Paul Köchli

Personal information
- Born: April 22, 1947 (age 78) Basel

Team information
- Discipline: Road

Professional teams
- 1967: Tigra-Grammont
- 1969: Frimac-Viva-de Gribaldy

Managerial teams
- 1984-1987: La Vie Claire
- 1988-1992: Weinmann-La Suisse

= Paul Köchli =

Swiss cyclist

Paul Köchli is a former bicycle racer and cycling coach from Switzerland, born April 22, 1947, in Basel.

==Biography==
Köchli became a professional bike racer in 1967, riding for the Swiss Tigra-Grammont team. In 1968, he rode in the Tour de France in the bi-national Swiss/Luxembourgish team. Then, in 1969, he rode in Jean de Gribaldy's team, Frimac-Viva-de Gribaldy.

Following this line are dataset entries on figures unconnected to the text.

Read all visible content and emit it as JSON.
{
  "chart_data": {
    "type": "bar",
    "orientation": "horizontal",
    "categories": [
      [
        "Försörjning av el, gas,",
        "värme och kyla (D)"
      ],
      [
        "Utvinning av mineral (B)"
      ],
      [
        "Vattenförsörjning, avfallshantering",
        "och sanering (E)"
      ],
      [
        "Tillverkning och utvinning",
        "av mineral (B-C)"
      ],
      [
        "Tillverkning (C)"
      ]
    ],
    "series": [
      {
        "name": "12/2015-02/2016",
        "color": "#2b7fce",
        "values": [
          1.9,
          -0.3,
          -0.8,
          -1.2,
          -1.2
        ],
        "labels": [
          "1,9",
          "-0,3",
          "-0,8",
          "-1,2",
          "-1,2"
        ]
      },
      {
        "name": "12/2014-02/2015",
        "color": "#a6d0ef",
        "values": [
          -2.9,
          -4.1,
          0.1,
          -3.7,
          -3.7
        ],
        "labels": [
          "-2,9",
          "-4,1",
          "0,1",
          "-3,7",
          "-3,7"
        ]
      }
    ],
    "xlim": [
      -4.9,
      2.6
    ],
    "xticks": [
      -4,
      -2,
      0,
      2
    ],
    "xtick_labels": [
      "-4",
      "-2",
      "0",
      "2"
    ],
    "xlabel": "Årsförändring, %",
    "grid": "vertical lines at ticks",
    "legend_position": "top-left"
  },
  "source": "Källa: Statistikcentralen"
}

He was the coach of the La Vie Claire team from 1984 to 1987, having been asked for specifically by Bernard Hinault, with whom he wrote a training book for amateur cyclists. With the La Vie Claire team, he won two Tours de France, thanks to the victories of Bernard Hinault and Greg LeMond.

From 1988 to 1992, he was the head of the Weinmann-La Suisse team, which became Helvetia.